One film and two essays have come together in my mind recently that have caused me to reflect on the current state of politics.
The film was Best of Enemies, detailing how Gore Vidal and William F. Buckley came to blows throughout the US Convention season in 1968:
It’s noted throughout the film how the Vidal-Buckley debates introduced a new era of public discourse and punditry in politics, the consequences of which – essentially “news” that lacks any explanatory power – we live with today.
This linked in my mind to a case made by Public Policy and the Past that I personally find very persuasive:
Britain’s politics look a lot more sterile, and a great deal less fluid, than they did at the beginning of the year.
To watch BBC Question Time or the Andrew Marr show – both derivatives of what Vidal and Buckley started – you would never draw this conclusion about the state of politics. But yet this appears to be exactly where we are, as Public Policy and the Past sets out in some detail, concluding:
[W]e declared that Britain was entering a political ice age: but we thought that the snow and ice would fall only on the forest canopy. But now it is clear that the frost is penetrating the soil and the roots. It is threatening to kill the entire political ecosystem stone dead for years to come.
The irony is that this sterility is one part of a paradox, though, for:
We live in a time of unprecedented political turbulence – facing the rise of populism, the continuing long-term decline of old political loyalties and a febrile atmosphere of social media shouting-as-comment that undermines any and all alternatives in a welter of cynicism and contestation.
The second essay is a 2012 piece by Walter Russell Mead at The American Interest, titled “The Once and Future Liberalism“. It is a, long, wonderful, historical view of the 4 flavours of Liberalism there have been since 1688. It’s simply not possible to do it justice through summary, and I commend the whole piece to you. But it’s opening gives a glimpse of the depths it serves:
The gaps between the social system we inhabit and the one we now need are becoming so wide that we can no longer paper over them. But even as the failures of the old system become more inescapable and more damaging, our national discourse remains stuck in a bygone age. The end is here, but we can’t quite take it in.
This is the same point as Public Policy and the Past’s, but writ large so that it isn’t just about politics but about the state and its institutions. Mead concludes:
The success of our institutions and ideas has so changed the world that they don’t work any more.

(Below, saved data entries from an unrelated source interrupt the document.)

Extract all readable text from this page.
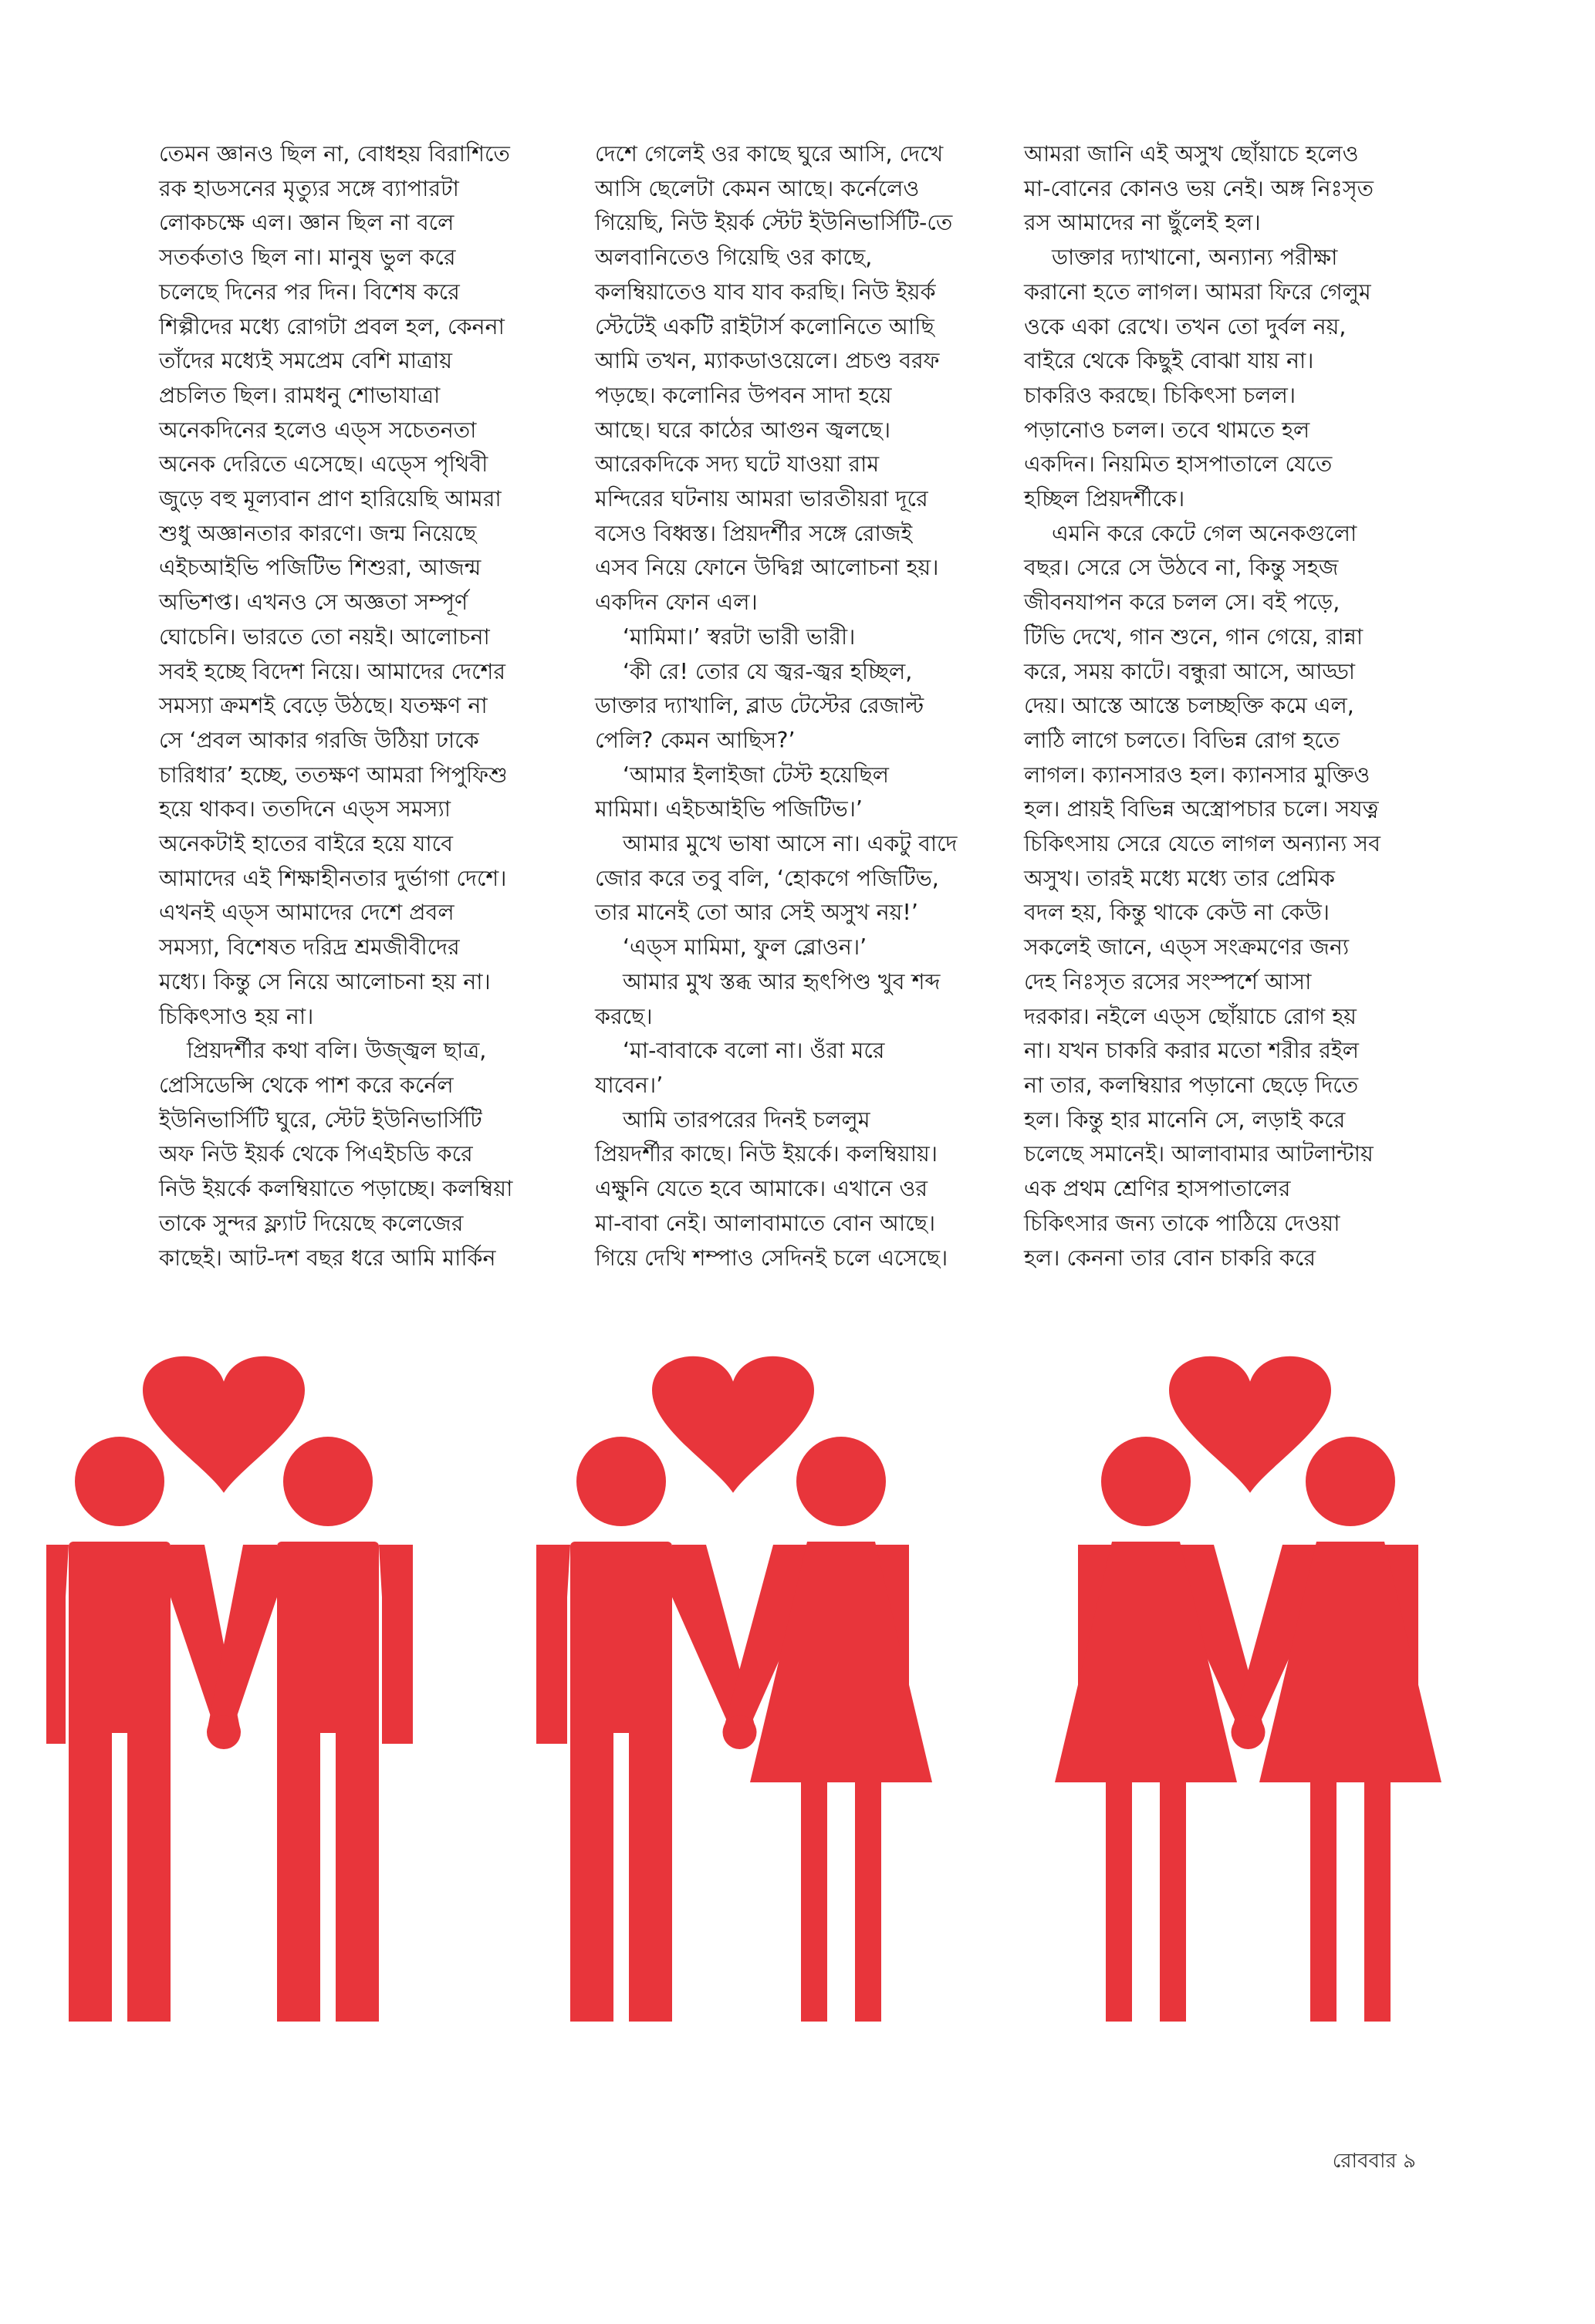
তেমন জ্ঞানও ছিল না, বোধহয় বিরাশিতে

রক হাডসনের মৃত্যুর সঙ্গে ব্যাপারটা

লোকচক্ষে এল। জ্ঞান ছিল না বলে

সতর্কতাও ছিল না। মানুষ ভুল করে

চলেছে দিনের পর দিন। বিশেষ করে

শিল্পীদের মধ্যে রোগটা প্রবল হল, কেননা

তাঁদের মধ্যেই সমপ্রেম বেশি মাত্রায়

প্রচলিত ছিল। রামধনু শোভাযাত্রা

অনেকদিনের হলেও এড্স সচেতনতা

অনেক দেরিতে এসেছে। এড্সে পৃথিবী

জুড়ে বহু মূল্যবান প্রাণ হারিয়েছি আমরা

শুধু অজ্ঞানতার কারণে। জন্ম নিয়েছে

এইচআইভি পজিটিভ শিশুরা, আজন্ম

অভিশপ্ত। এখনও সে অজ্ঞতা সম্পূর্ণ

ঘোচেনি। ভারতে তো নয়ই। আলোচনা

সবই হচ্ছে বিদেশ নিয়ে। আমাদের দেশের

সমস্যা ক্রমশই বেড়ে উঠছে। যতক্ষণ না

সে ‘প্রবল আকার গরজি উঠিয়া ঢাকে

চারিধার’ হচ্ছে, ততক্ষণ আমরা পিপুফিশু

হয়ে থাকব। ততদিনে এড্স সমস্যা

অনেকটাই হাতের বাইরে হয়ে যাবে

আমাদের এই শিক্ষাহীনতার দুর্ভাগা দেশে।

এখনই এড্স আমাদের দেশে প্রবল

সমস্যা, বিশেষত দরিদ্র শ্রমজীবীদের

মধ্যে। কিন্তু সে নিয়ে আলোচনা হয় না।

চিকিৎসাও হয় না।

প্রিয়দর্শীর কথা বলি। উজ্জ্বল ছাত্র,

প্রেসিডেন্সি থেকে পাশ করে কর্নেল

ইউনিভার্সিটি ঘুরে, স্টেট ইউনিভার্সিটি

অফ নিউ ইয়র্ক থেকে পিএইচডি করে

নিউ ইয়র্কে কলম্বিয়াতে পড়াচ্ছে। কলম্বিয়া

তাকে সুন্দর ফ্ল্যাট দিয়েছে কলেজের

কাছেই। আট-দশ বছর ধরে আমি মার্কিন

দেশে গেলেই ওর কাছে ঘুরে আসি, দেখে

আসি ছেলেটা কেমন আছে। কর্নেলেও

গিয়েছি, নিউ ইয়র্ক স্টেট ইউনিভার্সিটি-তে

অলবানিতেও গিয়েছি ওর কাছে,

কলম্বিয়াতেও যাব যাব করছি। নিউ ইয়র্ক

স্টেটেই একটি রাইটার্স কলোনিতে আছি

আমি তখন, ম্যাকডাওয়েলে। প্রচণ্ড বরফ

পড়ছে। কলোনির উপবন সাদা হয়ে

আছে। ঘরে কাঠের আগুন জ্বলছে।

আরেকদিকে সদ্য ঘটে যাওয়া রাম

মন্দিরের ঘটনায় আমরা ভারতীয়রা দূরে

বসেও বিধ্বস্ত। প্রিয়দর্শীর সঙ্গে রোজই

এসব নিয়ে ফোনে উদ্বিগ্ন আলোচনা হয়।

একদিন ফোন এল।

‘মামিমা।’ স্বরটা ভারী ভারী।

‘কী রে! তোর যে জ্বর-জ্বর হচ্ছিল,

ডাক্তার দ্যাখালি, ব্লাড টেস্টের রেজাল্ট

পেলি? কেমন আছিস?’

‘আমার ইলাইজা টেস্ট হয়েছিল

মামিমা। এইচআইভি পজিটিভ।’

আমার মুখে ভাষা আসে না। একটু বাদে

জোর করে তবু বলি, ‘হোকগে পজিটিভ,

তার মানেই তো আর সেই অসুখ নয়!’

‘এড্স মামিমা, ফুল ব্লোওন।’

আমার মুখ স্তব্ধ আর হৃৎপিণ্ড খুব শব্দ

করছে।

‘মা-বাবাকে বলো না। ওঁরা মরে

যাবেন।’

আমি তারপরের দিনই চললুম

প্রিয়দর্শীর কাছে। নিউ ইয়র্কে। কলম্বিয়ায়।

এক্ষুনি যেতে হবে আমাকে। এখানে ওর

মা-বাবা নেই। আলাবামাতে বোন আছে।

গিয়ে দেখি শম্পাও সেদিনই চলে এসেছে।

আমরা জানি এই অসুখ ছোঁয়াচে হলেও

মা-বোনের কোনও ভয় নেই। অঙ্গ নিঃসৃত

রস আমাদের না ছুঁলেই হল।

ডাক্তার দ্যাখানো, অন্যান্য পরীক্ষা

করানো হতে লাগল। আমরা ফিরে গেলুম

ওকে একা রেখে। তখন তো দুর্বল নয়,

বাইরে থেকে কিছুই বোঝা যায় না।

চাকরিও করছে। চিকিৎসা চলল।

পড়ানোও চলল। তবে থামতে হল

একদিন। নিয়মিত হাসপাতালে যেতে

হচ্ছিল প্রিয়দর্শীকে।

এমনি করে কেটে গেল অনেকগুলো

বছর। সেরে সে উঠবে না, কিন্তু সহজ

জীবনযাপন করে চলল সে। বই পড়ে,

টিভি দেখে, গান শুনে, গান গেয়ে, রান্না

করে, সময় কাটে। বন্ধুরা আসে, আড্ডা

দেয়। আস্তে আস্তে চলচ্ছক্তি কমে এল,

লাঠি লাগে চলতে। বিভিন্ন রোগ হতে

লাগল। ক্যানসারও হল। ক্যানসার মুক্তিও

হল। প্রায়ই বিভিন্ন অস্ত্রোপচার চলে। সযত্ন

চিকিৎসায় সেরে যেতে লাগল অন্যান্য সব

অসুখ। তারই মধ্যে মধ্যে তার প্রেমিক

বদল হয়, কিন্তু থাকে কেউ না কেউ।

সকলেই জানে, এড্স সংক্রমণের জন্য

দেহ নিঃসৃত রসের সংস্পর্শে আসা

দরকার। নইলে এড্স ছোঁয়াচে রোগ হয়

না। যখন চাকরি করার মতো শরীর রইল

না তার, কলম্বিয়ার পড়ানো ছেড়ে দিতে

হল। কিন্তু হার মানেনি সে, লড়াই করে

চলেছে সমানেই। আলাবামার আটলান্টায়

এক প্রথম শ্রেণির হাসপাতালের

চিকিৎসার জন্য তাকে পাঠিয়ে দেওয়া

হল। কেননা তার বোন চাকরি করে

রোববার ৯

We cannot turn back the clock, nor should we try. [Our] job is to boldly go where none have gone before, not to consume our energies in vain attempts to recreate the glories of an unattainable past. We need to do for our times and circumstances what other[s] have done before us: Recast classic liberal thought… in ways that address the challenges before us…

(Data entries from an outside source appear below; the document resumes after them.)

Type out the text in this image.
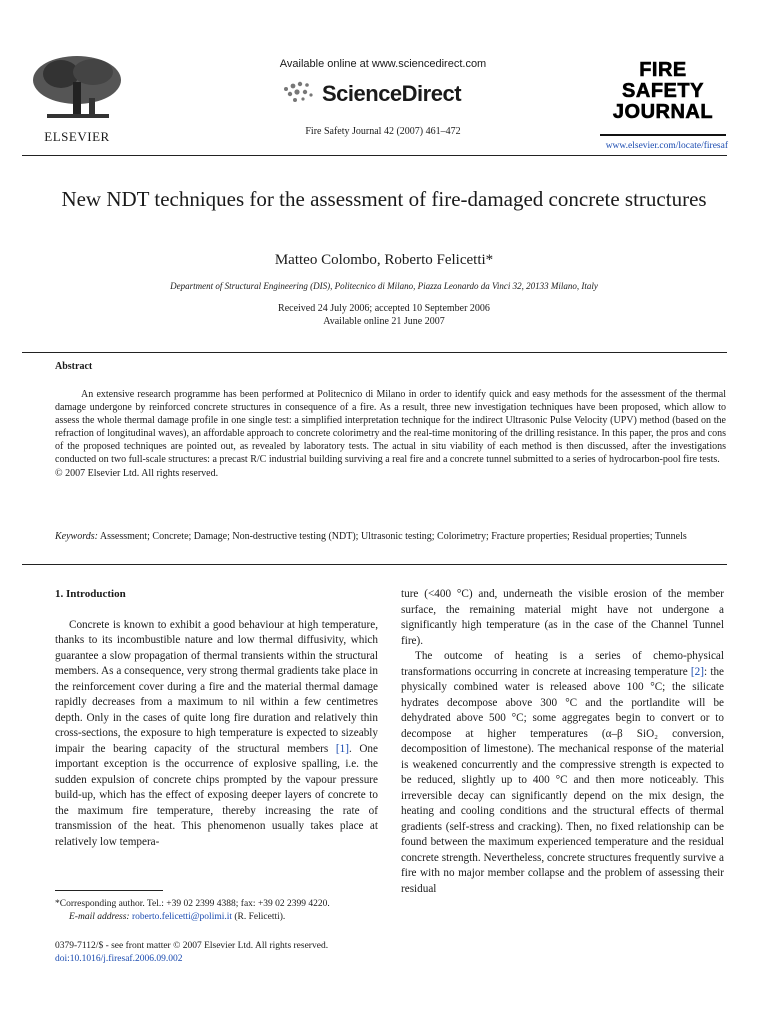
ELSEVIER
Available online at www.sciencedirect.com
ScienceDirect
Fire Safety Journal 42 (2007) 461–472
FIRE
SAFETY
JOURNAL
www.elsevier.com/locate/firesaf
New NDT techniques for the assessment of fire-damaged concrete structures
Matteo Colombo, Roberto Felicetti*
Department of Structural Engineering (DIS), Politecnico di Milano, Piazza Leonardo da Vinci 32, 20133 Milano, Italy
Received 24 July 2006; accepted 10 September 2006
Available online 21 June 2007
Abstract

An extensive research programme has been performed at Politecnico di Milano in order to identify quick and easy methods for the assessment of the thermal damage undergone by reinforced concrete structures in consequence of a fire. As a result, three new investigation techniques have been proposed, which allow to assess the whole thermal damage profile in one single test: a simplified interpretation technique for the indirect Ultrasonic Pulse Velocity (UPV) method (based on the refraction of longitudinal waves), an affordable approach to concrete colorimetry and the real-time monitoring of the drilling resistance. In this paper, the pros and cons of the proposed techniques are pointed out, as revealed by laboratory tests. The actual in situ viability of each method is then discussed, after the investigations conducted on two full-scale structures: a precast R/C industrial building surviving a real fire and a concrete tunnel submitted to a series of hydrocarbon-pool fire tests.

© 2007 Elsevier Ltd. All rights reserved.

Keywords: Assessment; Concrete; Damage; Non-destructive testing (NDT); Ultrasonic testing; Colorimetry; Fracture properties; Residual properties; Tunnels
1. Introduction

Concrete is known to exhibit a good behaviour at high temperature, thanks to its incombustible nature and low thermal diffusivity, which guarantee a slow propagation of thermal transients within the structural members. As a consequence, very strong thermal gradients take place in the reinforcement cover during a fire and the material thermal damage rapidly decreases from a maximum to nil within a few centimetres depth. Only in the cases of quite long fire duration and relatively thin cross-sections, the exposure to high temperature is expected to sizeably impair the bearing capacity of the structural members [1]. One important exception is the occurrence of explosive spalling, i.e. the sudden expulsion of concrete chips prompted by the vapour pressure build-up, which has the effect of exposing deeper layers of concrete to the maximum fire temperature, thereby increasing the rate of transmission of the heat. This phenomenon usually takes place at relatively low tempera-

ture (<400 °C) and, underneath the visible erosion of the member surface, the remaining material might have not undergone a significantly high temperature (as in the case of the Channel Tunnel fire).

The outcome of heating is a series of chemo-physical transformations occurring in concrete at increasing temperature [2]: the physically combined water is released above 100 °C; the silicate hydrates decompose above 300 °C and the portlandite will be dehydrated above 500 °C; some aggregates begin to convert or to decompose at higher temperatures (α–β SiO₂ conversion, decomposition of limestone). The mechanical response of the material is weakened concurrently and the compressive strength is expected to be reduced, slightly up to 400 °C and then more noticeably. This irreversible decay can significantly depend on the mix design, the heating and cooling conditions and the structural effects of thermal gradients (self-stress and cracking). Then, no fixed relationship can be found between the maximum experienced temperature and the residual concrete strength. Nevertheless, concrete structures frequently survive a fire with no major member collapse and the problem of assessing their residual

*Corresponding author. Tel.: +39 02 2399 4388; fax: +39 02 2399 4220.
E-mail address: roberto.felicetti@polimi.it (R. Felicetti).
0379-7112/$ - see front matter © 2007 Elsevier Ltd. All rights reserved.
doi:10.1016/j.firesaf.2006.09.002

This should be a time of adventure, innovation and creativity in the building of [a new] liberalism. [We are] ready for an upgrade to a new and higher level; indeed, we are overdue for a project that can capture the best energies of our rising generations, those who will lead the [us] to new and richer ways of living that will make the “advanced” societies of the 20th century look primitive, backward and unfulfilled.
This couldn’t be more true, and yet we’re stuck: whilst there’s seemingly more and more for us to disagree about, exacerbated by a politics-as-entertainment media, the political environment is remarkably and ineffectively stable, whilst the world around us is actually undergoing fundamental shifts.
The current state of politics is insipid, when what we need it to be is inspiring.